Menurut Krisna, tindakan seperti itu merupakan salah satu bentuk dari tantangan keamanan digital atau digital safety. Adapun yang dimaksud dari keamanan digital yakni sebagai sebuah proses untuk memastikan penggunaan layanan digital.
Baik secara daring maupun luring dapat dilakukan secara aman dan nyaman. Selain itu juga tidak hanya untuk mengamankan data yang dimiliki, melainkan juga melindungi data pribadi yang bersifat rahasia.
”Keamanan digital merupakan kemampuan untuk memaksimalkan keamanan personal penggunaan rasio keamanan saat menggunakan internet. Meliputi perlindungan diri dari kejahatan komputer secara umum,” tutur Krisna.

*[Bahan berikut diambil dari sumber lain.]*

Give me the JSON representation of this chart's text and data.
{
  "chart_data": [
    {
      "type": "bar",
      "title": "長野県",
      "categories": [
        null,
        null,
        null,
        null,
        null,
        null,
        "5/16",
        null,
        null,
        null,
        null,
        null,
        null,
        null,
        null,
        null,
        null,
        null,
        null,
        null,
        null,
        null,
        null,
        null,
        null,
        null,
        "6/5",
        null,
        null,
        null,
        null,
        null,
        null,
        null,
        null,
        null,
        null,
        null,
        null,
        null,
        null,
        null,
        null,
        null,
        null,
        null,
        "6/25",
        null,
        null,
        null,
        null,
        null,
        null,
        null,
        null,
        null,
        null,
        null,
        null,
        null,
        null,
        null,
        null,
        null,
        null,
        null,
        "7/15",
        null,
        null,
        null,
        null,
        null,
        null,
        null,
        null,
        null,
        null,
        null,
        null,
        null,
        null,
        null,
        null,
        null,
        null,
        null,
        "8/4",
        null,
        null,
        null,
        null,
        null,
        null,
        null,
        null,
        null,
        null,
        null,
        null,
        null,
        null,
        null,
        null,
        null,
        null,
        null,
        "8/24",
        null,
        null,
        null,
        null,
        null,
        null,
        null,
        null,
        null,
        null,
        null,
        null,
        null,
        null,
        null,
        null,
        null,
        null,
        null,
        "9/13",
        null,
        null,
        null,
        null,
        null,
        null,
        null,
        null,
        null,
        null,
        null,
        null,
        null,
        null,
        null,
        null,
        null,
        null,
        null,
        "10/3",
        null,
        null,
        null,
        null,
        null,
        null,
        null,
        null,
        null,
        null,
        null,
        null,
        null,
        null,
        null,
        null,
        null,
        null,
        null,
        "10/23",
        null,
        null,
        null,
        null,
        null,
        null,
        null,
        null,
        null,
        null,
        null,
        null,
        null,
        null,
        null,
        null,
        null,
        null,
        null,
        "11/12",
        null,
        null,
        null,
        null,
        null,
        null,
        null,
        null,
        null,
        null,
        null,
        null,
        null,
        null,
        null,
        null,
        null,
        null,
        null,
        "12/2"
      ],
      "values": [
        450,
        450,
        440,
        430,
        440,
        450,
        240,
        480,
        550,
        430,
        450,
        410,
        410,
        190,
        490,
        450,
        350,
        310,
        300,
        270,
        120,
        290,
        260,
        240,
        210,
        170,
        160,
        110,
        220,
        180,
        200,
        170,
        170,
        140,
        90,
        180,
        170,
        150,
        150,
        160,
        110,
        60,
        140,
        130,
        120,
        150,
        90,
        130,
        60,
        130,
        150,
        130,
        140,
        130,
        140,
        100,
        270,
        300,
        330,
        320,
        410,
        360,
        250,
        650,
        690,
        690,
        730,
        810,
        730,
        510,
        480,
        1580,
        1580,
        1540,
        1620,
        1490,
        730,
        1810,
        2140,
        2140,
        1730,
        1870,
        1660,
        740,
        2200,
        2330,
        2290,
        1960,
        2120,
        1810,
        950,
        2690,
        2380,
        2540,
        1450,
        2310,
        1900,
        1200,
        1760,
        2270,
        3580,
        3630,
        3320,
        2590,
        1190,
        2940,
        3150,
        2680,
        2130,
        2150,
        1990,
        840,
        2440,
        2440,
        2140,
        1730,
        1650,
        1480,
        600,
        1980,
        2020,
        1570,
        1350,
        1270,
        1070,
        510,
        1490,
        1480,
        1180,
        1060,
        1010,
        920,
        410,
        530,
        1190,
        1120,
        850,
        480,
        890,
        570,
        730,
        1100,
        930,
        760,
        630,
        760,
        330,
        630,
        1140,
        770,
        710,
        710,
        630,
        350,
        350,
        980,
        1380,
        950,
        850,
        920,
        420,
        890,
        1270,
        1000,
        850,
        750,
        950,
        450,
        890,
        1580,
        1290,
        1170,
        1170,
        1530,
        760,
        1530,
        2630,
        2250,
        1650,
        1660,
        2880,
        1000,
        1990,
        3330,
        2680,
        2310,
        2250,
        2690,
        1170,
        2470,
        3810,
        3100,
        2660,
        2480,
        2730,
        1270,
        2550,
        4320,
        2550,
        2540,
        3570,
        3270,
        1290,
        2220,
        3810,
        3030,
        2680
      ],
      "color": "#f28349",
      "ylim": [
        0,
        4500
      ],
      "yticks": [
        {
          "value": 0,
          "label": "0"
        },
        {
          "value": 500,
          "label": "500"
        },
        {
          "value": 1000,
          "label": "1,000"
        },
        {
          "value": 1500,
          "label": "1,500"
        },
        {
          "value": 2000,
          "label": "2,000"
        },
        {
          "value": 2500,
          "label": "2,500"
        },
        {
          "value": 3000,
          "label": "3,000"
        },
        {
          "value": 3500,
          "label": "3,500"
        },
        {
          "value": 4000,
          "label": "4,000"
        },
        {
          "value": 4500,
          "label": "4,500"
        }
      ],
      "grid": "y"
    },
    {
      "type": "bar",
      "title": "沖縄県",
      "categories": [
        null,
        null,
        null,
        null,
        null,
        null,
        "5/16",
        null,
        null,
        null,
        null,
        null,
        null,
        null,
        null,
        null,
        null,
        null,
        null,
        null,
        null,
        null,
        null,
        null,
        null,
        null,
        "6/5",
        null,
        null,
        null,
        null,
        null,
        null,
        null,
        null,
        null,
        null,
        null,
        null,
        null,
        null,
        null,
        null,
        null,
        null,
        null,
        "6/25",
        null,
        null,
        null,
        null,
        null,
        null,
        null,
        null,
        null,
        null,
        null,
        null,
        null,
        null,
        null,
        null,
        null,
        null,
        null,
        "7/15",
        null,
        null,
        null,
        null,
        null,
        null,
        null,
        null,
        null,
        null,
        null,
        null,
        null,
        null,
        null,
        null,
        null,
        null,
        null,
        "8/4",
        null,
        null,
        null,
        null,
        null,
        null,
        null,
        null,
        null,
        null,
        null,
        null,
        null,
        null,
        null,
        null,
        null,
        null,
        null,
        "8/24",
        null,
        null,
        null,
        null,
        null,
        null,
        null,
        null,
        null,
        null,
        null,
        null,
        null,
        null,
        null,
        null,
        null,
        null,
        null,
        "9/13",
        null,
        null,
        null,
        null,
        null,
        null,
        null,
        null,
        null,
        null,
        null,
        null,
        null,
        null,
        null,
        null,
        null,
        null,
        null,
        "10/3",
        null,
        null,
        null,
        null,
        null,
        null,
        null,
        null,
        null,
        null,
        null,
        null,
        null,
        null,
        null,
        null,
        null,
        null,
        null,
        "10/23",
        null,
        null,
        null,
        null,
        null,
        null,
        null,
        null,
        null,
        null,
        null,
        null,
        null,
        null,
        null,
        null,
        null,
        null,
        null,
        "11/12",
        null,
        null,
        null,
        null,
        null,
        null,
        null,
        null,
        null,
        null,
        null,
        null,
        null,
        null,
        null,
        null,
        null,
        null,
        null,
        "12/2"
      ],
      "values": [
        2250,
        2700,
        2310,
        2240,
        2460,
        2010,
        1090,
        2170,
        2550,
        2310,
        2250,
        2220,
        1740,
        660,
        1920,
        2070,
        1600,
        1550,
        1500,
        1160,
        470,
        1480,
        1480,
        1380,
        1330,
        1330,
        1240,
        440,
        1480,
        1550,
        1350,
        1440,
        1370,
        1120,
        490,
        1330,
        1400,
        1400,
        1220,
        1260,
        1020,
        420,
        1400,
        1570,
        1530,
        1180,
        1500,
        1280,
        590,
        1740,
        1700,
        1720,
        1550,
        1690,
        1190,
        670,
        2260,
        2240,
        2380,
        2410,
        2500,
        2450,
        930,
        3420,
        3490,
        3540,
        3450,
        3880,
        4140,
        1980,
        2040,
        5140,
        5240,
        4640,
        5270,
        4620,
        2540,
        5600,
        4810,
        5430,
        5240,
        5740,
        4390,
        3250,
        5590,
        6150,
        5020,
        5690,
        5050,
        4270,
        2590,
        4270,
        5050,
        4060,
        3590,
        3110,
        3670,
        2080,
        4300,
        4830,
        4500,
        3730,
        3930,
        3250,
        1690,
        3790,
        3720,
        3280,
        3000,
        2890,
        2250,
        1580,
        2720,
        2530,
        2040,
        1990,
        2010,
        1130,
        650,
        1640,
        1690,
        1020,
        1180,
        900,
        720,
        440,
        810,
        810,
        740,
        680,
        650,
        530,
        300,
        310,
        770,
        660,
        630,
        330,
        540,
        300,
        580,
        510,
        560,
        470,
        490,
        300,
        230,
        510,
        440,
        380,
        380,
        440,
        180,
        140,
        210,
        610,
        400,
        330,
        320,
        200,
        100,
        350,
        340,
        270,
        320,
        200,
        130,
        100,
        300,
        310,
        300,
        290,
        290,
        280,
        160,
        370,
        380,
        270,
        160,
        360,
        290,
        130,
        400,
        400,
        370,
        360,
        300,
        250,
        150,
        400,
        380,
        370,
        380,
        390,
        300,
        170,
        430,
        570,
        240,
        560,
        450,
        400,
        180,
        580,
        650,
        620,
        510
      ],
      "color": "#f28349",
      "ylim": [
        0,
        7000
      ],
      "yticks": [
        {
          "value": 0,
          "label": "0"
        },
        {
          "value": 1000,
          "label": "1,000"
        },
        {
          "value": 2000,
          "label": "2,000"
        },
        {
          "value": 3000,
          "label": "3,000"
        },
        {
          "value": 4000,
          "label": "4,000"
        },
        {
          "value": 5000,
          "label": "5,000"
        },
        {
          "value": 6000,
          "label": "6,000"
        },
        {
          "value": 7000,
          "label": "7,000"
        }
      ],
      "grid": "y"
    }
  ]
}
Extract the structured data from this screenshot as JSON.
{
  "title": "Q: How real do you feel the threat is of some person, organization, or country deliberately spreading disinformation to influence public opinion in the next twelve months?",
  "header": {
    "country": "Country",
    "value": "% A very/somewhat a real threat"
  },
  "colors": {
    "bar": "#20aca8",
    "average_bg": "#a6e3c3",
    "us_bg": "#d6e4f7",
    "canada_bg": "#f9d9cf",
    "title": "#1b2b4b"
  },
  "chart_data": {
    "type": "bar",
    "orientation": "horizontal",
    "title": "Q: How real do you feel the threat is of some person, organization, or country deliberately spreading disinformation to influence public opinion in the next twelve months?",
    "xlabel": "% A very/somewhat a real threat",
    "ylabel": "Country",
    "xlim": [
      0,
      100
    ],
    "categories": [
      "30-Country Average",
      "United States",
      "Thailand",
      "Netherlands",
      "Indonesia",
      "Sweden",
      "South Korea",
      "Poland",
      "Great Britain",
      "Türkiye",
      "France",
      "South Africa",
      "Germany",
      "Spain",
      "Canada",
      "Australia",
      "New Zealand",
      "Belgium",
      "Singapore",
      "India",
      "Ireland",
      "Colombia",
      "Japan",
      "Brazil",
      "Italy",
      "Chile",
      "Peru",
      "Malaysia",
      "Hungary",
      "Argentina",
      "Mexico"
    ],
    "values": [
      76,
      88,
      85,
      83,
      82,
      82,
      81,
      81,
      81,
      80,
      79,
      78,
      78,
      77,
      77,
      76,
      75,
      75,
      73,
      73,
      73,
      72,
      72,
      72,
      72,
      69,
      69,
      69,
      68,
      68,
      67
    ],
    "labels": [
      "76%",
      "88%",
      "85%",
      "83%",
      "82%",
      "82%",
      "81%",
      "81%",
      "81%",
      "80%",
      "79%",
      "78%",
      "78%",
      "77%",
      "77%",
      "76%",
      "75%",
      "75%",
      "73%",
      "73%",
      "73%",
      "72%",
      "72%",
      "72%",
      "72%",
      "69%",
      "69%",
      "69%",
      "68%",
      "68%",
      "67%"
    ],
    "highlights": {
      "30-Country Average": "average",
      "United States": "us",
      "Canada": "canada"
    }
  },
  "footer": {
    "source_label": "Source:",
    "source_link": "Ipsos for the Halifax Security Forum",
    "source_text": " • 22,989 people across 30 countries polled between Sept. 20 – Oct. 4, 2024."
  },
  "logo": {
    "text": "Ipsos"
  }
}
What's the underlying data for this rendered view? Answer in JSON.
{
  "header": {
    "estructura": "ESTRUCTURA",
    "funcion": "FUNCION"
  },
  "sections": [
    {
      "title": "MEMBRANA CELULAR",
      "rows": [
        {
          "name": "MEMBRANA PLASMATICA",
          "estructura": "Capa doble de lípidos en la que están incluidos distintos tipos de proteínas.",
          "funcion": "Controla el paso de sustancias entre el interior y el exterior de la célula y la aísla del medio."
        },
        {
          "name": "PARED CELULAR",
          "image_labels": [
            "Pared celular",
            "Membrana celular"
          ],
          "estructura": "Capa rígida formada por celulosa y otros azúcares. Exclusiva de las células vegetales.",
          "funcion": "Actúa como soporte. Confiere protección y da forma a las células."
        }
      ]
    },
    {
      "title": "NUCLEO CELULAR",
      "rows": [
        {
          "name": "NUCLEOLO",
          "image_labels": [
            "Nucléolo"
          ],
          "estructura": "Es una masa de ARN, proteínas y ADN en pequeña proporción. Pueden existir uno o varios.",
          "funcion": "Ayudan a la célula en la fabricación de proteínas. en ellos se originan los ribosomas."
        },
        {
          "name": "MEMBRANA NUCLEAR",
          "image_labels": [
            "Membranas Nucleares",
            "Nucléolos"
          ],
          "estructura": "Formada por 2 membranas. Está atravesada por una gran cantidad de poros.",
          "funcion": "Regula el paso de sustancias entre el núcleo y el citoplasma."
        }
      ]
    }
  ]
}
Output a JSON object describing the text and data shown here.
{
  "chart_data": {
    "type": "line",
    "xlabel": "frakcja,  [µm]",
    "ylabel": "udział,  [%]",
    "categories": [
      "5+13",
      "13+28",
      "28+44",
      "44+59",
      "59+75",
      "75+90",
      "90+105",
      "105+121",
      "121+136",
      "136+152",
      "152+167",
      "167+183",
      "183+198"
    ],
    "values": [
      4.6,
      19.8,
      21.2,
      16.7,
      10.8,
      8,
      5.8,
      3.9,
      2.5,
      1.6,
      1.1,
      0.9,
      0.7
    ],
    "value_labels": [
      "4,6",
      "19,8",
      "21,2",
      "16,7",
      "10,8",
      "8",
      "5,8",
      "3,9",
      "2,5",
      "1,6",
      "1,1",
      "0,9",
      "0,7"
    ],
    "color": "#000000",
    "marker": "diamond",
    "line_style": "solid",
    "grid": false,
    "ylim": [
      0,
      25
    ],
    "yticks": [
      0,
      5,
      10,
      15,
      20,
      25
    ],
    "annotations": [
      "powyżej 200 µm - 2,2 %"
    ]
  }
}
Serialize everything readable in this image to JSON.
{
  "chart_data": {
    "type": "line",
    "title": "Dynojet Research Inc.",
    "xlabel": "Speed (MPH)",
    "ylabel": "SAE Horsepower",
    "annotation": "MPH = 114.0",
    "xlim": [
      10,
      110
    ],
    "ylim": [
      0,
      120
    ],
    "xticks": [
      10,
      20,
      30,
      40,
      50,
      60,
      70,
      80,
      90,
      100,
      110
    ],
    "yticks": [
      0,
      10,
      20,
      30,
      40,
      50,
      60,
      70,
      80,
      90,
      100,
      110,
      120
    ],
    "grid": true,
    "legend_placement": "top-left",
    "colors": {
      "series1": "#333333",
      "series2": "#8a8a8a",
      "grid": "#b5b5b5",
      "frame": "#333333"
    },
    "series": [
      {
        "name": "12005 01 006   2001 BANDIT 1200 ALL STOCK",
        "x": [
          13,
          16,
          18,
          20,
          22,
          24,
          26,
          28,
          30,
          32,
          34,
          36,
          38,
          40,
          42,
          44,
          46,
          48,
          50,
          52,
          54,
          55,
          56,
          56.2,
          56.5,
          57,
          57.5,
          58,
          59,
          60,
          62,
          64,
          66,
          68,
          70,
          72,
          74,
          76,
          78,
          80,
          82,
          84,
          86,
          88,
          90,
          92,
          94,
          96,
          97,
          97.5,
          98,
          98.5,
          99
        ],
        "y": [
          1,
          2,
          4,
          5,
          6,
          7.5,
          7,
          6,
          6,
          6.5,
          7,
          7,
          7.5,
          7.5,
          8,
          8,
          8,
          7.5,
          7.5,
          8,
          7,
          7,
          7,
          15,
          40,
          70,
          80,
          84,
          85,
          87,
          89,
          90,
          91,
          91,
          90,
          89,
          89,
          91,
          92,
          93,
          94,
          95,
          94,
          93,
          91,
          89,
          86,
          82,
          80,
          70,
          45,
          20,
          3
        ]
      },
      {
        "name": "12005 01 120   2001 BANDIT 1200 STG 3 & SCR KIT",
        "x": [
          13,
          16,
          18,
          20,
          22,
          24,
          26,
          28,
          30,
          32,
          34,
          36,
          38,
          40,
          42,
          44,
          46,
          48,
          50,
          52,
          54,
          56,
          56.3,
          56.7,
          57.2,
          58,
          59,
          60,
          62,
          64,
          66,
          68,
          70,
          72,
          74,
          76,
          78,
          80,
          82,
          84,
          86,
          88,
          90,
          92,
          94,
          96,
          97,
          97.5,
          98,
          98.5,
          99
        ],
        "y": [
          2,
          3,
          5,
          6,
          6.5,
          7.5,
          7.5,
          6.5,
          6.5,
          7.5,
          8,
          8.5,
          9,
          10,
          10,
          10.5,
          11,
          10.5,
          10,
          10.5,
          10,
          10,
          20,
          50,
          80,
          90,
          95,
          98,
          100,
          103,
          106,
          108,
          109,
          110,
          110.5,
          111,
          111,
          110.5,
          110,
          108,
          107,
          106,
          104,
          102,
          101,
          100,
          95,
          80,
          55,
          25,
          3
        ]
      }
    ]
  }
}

Krisna mengungkapkan tantangan dari keamanan digital lainnya seperti ancaman digital terus berkembang, sehingga pembaruan proteksi harus terus dilakukan. Kemudian juga kesadaran akan pentingnya melindungi data pribadi.
Selanjutnya, rekam jejak yang sulit dihapus dan selalu jadi incaran pengguna digital lain yang tak bertanggung jawab untuk melakukan suatu tindakan kejahatan. “Strategi penipuan semakin beragam, kejelian deteksi penipuan harus diasah dan konten digital semakin menarik ruang bermain terbatas. Untuk itu meningkatkan risiko kecaduan pada anak,” kata dia.
Krisna menamahkan, ketika seorang pengguna mengalami atau menerima konten negatif oleh pengguna lain ketika berinteraksi di platform digital, bisa dilaporkan ke s.id/laporkankonten.
Narasumber lainnya, Co-Founder Localin, Gervando Jeorista Leleng mengatakan pentingnya pengguna teknologi memiliki literasi digital, yakni sebuah konsep dan praktik yang bukan sekedar menitikberatkan pada kecakapan untuk menguasai teknologgi.
“Literasi digital juga banyak menekankan pada kecakapan pengguna media digital dalam melakukan proses mediasi media digital yang dilakukan secara produktif,” kata dia.
Menurut Gervando, salah satu bentuk ancaman di ruang digital yakni cyberbullying. Menurutnya, dampak dari cyberbullying berupa menarik diri dari lingkungan dan kehilangan kepercayaan diri. Kemudian juga bisa depresi, pemarah, gelisah, pencemas, menyakiti diri sendiri dan percobaan bunuh diri.
Gervando mengatakan untuk menghindari menjadi korban dari cyberbullying ini yakni memahami informasi yang diakses dari berbagai sumber, memanfaatkan fitur report dan block, mengingatkan privasi akun.
“Saring komentar media sosial sebelum sharing. Skip atau unfollow konten yang dirasa tidak sesuai dan membawa dampak buruk, dan berkolaborasi menghasilkan konten positif,” ucapnya.
Dipandu moderator Nadia Intan, webinar yang dihadiri 324 peserta ini juga menghadirkan narasumber Denik Iswandani Witarti (dosen Magister Ilmu Komunikasi, Universitas Budi Luhur), Yanuari Saputra (pegiat literasi), dan News Anchor RCTI, Shafinaz Nachiar, selaku key opinion leader.